Alternativa A — ❌ Incorreta
Afirma que o magistrado poderia converter de ofício a prisão em flagrante em preventiva com base no sistema acusatório. Há duplo erro: o sistema acusatório é incompatível com a atuação oficiosa do juiz, e o art. 311 do CPP veda expressamente a decretação de ofício da preventiva na fase pré-processual, exigindo pedido do MP ou representação da autoridade policial.
Alternativa B — ❌ Incorreta
Afirma que o sistema processual penal brasileiro é inquisitório e que, por isso, o magistrado poderia converter de ofício. O art. 3º-A do CPP consagra o sistema acusatório, não o inquisitório. Logo, a premissa é falsa. Além disso, mesmo em sistemas inquisitórios, a vedação do art. 311 prevalece.
Alternativa C — ❌ Incorreta
Diz que, no sistema acusatório, o juiz não poderia converter de ofício o flagrante em preventiva, mas poderia decretar a preventiva de ofício. Contraditório: se a conversão é vedada (correto), a decretação de ofício também é vedada, pois ambas dependem de requerimento na fase pré-processual (art. 311). A alternativa tenta criar uma distinção inexistente.

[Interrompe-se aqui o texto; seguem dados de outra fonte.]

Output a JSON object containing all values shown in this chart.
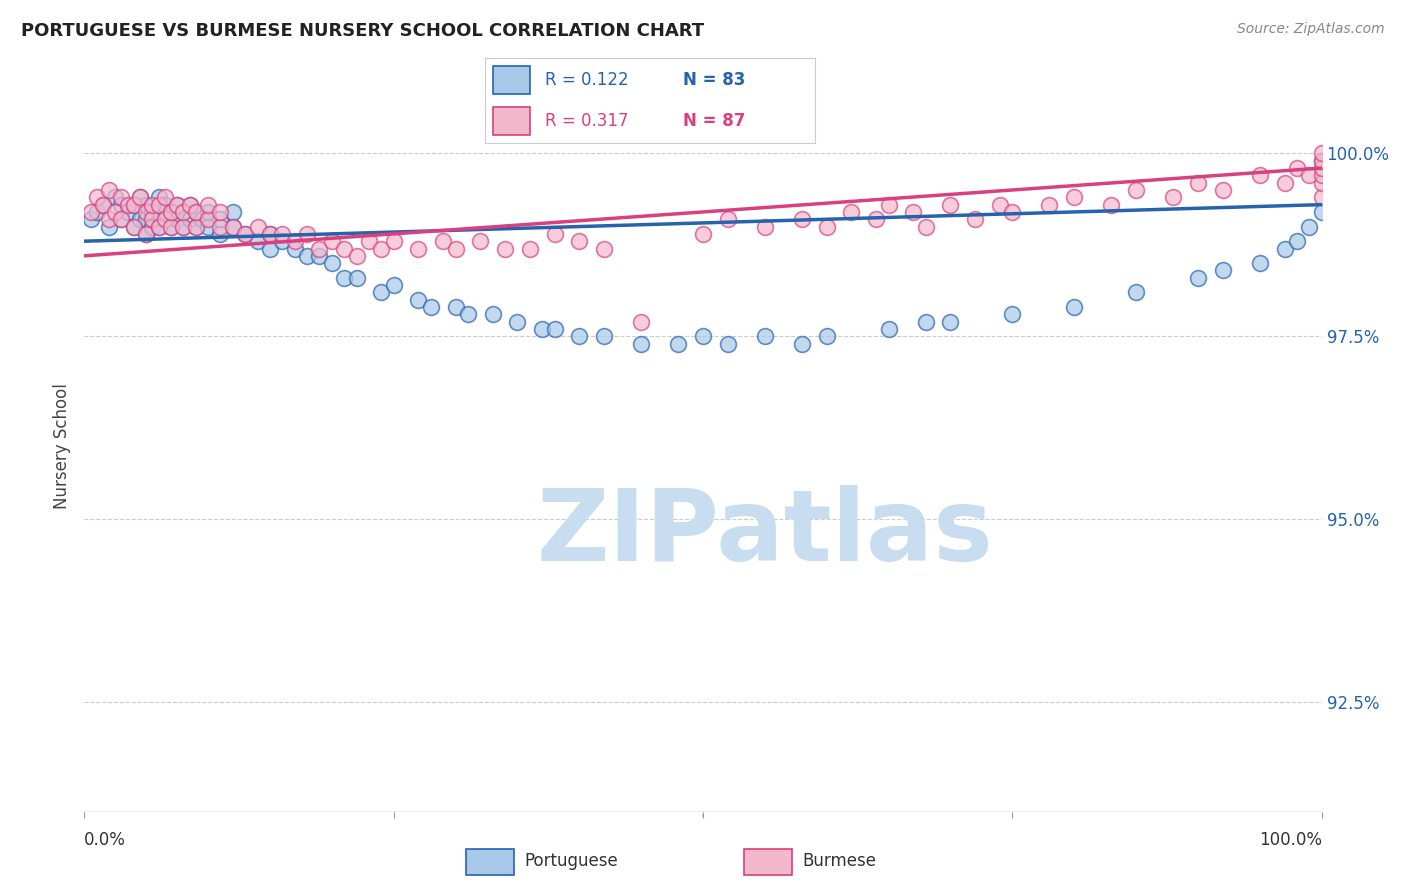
{
  "title": "PORTUGUESE VS BURMESE NURSERY SCHOOL CORRELATION CHART",
  "source": "Source: ZipAtlas.com",
  "ylabel": "Nursery School",
  "legend_r_blue": "0.122",
  "legend_n_blue": "83",
  "legend_r_pink": "0.317",
  "legend_n_pink": "87",
  "blue_color": "#a8c8e8",
  "pink_color": "#f4b8cc",
  "line_blue_color": "#2563ae",
  "line_pink_color": "#d94080",
  "watermark": "ZIPatlas",
  "watermark_color": "#c8ddf0",
  "ytick_labels": [
    "92.5%",
    "95.0%",
    "97.5%",
    "100.0%"
  ],
  "ytick_values": [
    0.925,
    0.95,
    0.975,
    1.0
  ],
  "xlim": [
    0.0,
    1.0
  ],
  "ylim": [
    0.91,
    1.01
  ],
  "blue_x": [
    0.005,
    0.01,
    0.015,
    0.02,
    0.025,
    0.03,
    0.03,
    0.035,
    0.04,
    0.04,
    0.045,
    0.045,
    0.05,
    0.05,
    0.05,
    0.055,
    0.055,
    0.06,
    0.06,
    0.06,
    0.065,
    0.065,
    0.07,
    0.07,
    0.075,
    0.075,
    0.08,
    0.08,
    0.085,
    0.085,
    0.09,
    0.09,
    0.095,
    0.1,
    0.1,
    0.11,
    0.11,
    0.12,
    0.12,
    0.13,
    0.14,
    0.15,
    0.15,
    0.16,
    0.17,
    0.18,
    0.19,
    0.2,
    0.21,
    0.22,
    0.24,
    0.25,
    0.27,
    0.28,
    0.3,
    0.31,
    0.33,
    0.35,
    0.37,
    0.38,
    0.4,
    0.42,
    0.45,
    0.48,
    0.5,
    0.52,
    0.55,
    0.58,
    0.6,
    0.65,
    0.68,
    0.7,
    0.75,
    0.8,
    0.85,
    0.9,
    0.92,
    0.95,
    0.97,
    0.98,
    0.99,
    1.0,
    1.0
  ],
  "blue_y": [
    0.991,
    0.992,
    0.993,
    0.99,
    0.994,
    0.991,
    0.993,
    0.992,
    0.99,
    0.993,
    0.991,
    0.994,
    0.989,
    0.991,
    0.993,
    0.99,
    0.992,
    0.99,
    0.992,
    0.994,
    0.991,
    0.993,
    0.99,
    0.992,
    0.991,
    0.993,
    0.99,
    0.992,
    0.991,
    0.993,
    0.99,
    0.992,
    0.991,
    0.99,
    0.992,
    0.989,
    0.991,
    0.99,
    0.992,
    0.989,
    0.988,
    0.987,
    0.989,
    0.988,
    0.987,
    0.986,
    0.986,
    0.985,
    0.983,
    0.983,
    0.981,
    0.982,
    0.98,
    0.979,
    0.979,
    0.978,
    0.978,
    0.977,
    0.976,
    0.976,
    0.975,
    0.975,
    0.974,
    0.974,
    0.975,
    0.974,
    0.975,
    0.974,
    0.975,
    0.976,
    0.977,
    0.977,
    0.978,
    0.979,
    0.981,
    0.983,
    0.984,
    0.985,
    0.987,
    0.988,
    0.99,
    0.992,
    0.999
  ],
  "pink_x": [
    0.005,
    0.01,
    0.015,
    0.02,
    0.02,
    0.025,
    0.03,
    0.03,
    0.035,
    0.04,
    0.04,
    0.045,
    0.05,
    0.05,
    0.055,
    0.055,
    0.06,
    0.06,
    0.065,
    0.065,
    0.07,
    0.07,
    0.075,
    0.08,
    0.08,
    0.085,
    0.09,
    0.09,
    0.1,
    0.1,
    0.11,
    0.11,
    0.12,
    0.13,
    0.14,
    0.15,
    0.16,
    0.17,
    0.18,
    0.19,
    0.2,
    0.21,
    0.22,
    0.23,
    0.24,
    0.25,
    0.27,
    0.29,
    0.3,
    0.32,
    0.34,
    0.36,
    0.38,
    0.4,
    0.42,
    0.45,
    0.5,
    0.52,
    0.55,
    0.58,
    0.6,
    0.62,
    0.64,
    0.65,
    0.67,
    0.68,
    0.7,
    0.72,
    0.74,
    0.75,
    0.78,
    0.8,
    0.83,
    0.85,
    0.88,
    0.9,
    0.92,
    0.95,
    0.97,
    0.98,
    0.99,
    1.0,
    1.0,
    1.0,
    1.0,
    1.0,
    1.0
  ],
  "pink_y": [
    0.992,
    0.994,
    0.993,
    0.991,
    0.995,
    0.992,
    0.991,
    0.994,
    0.993,
    0.99,
    0.993,
    0.994,
    0.989,
    0.992,
    0.991,
    0.993,
    0.99,
    0.993,
    0.991,
    0.994,
    0.99,
    0.992,
    0.993,
    0.99,
    0.992,
    0.993,
    0.99,
    0.992,
    0.991,
    0.993,
    0.99,
    0.992,
    0.99,
    0.989,
    0.99,
    0.989,
    0.989,
    0.988,
    0.989,
    0.987,
    0.988,
    0.987,
    0.986,
    0.988,
    0.987,
    0.988,
    0.987,
    0.988,
    0.987,
    0.988,
    0.987,
    0.987,
    0.989,
    0.988,
    0.987,
    0.977,
    0.989,
    0.991,
    0.99,
    0.991,
    0.99,
    0.992,
    0.991,
    0.993,
    0.992,
    0.99,
    0.993,
    0.991,
    0.993,
    0.992,
    0.993,
    0.994,
    0.993,
    0.995,
    0.994,
    0.996,
    0.995,
    0.997,
    0.996,
    0.998,
    0.997,
    0.994,
    0.996,
    0.997,
    0.998,
    0.999,
    1.0
  ]
}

Alternativa D — ❌ Incorreta
Repete o erro da alternativa B ao afirmar que o sistema é inquisitório, e ainda afirma que o juiz poderia converter e decretar de ofício. Tudo errado: sistema é acusatório e a atuação oficiosa é vedada pelo art. 311.
Alternativa E — ✅ Correta ⟵ GABARITO
Afirma que, com base no sistema acusatório adotado pelo art. 3º-A do CPP, o magistrado não poderia converter de ofício a prisão em flagrante em preventiva, nem decretar de ofício a prisão preventiva. Perfeito: o art. 311 exige requerimento ou representação, e o sistema acusatório repele a iniciativa probatória e decisória de ofício. A banca espelhou a literalidade do art. 3º-A combinado com o art. 311.
NÃO CAIA NESSA!
A banca tenta induzir o candidato a acreditar que o juiz pode agir de ofício no flagrante, confundindo o caráter de urgência com a possibilidade de decretação sem pedido. Lembre-se: na fase pré-processual, a preventiva nunca é de ofício (art. 311). O sistema acusatório (art. 3º-A) é a chave para eliminar as alternativas que mencionam sistema inquisitório.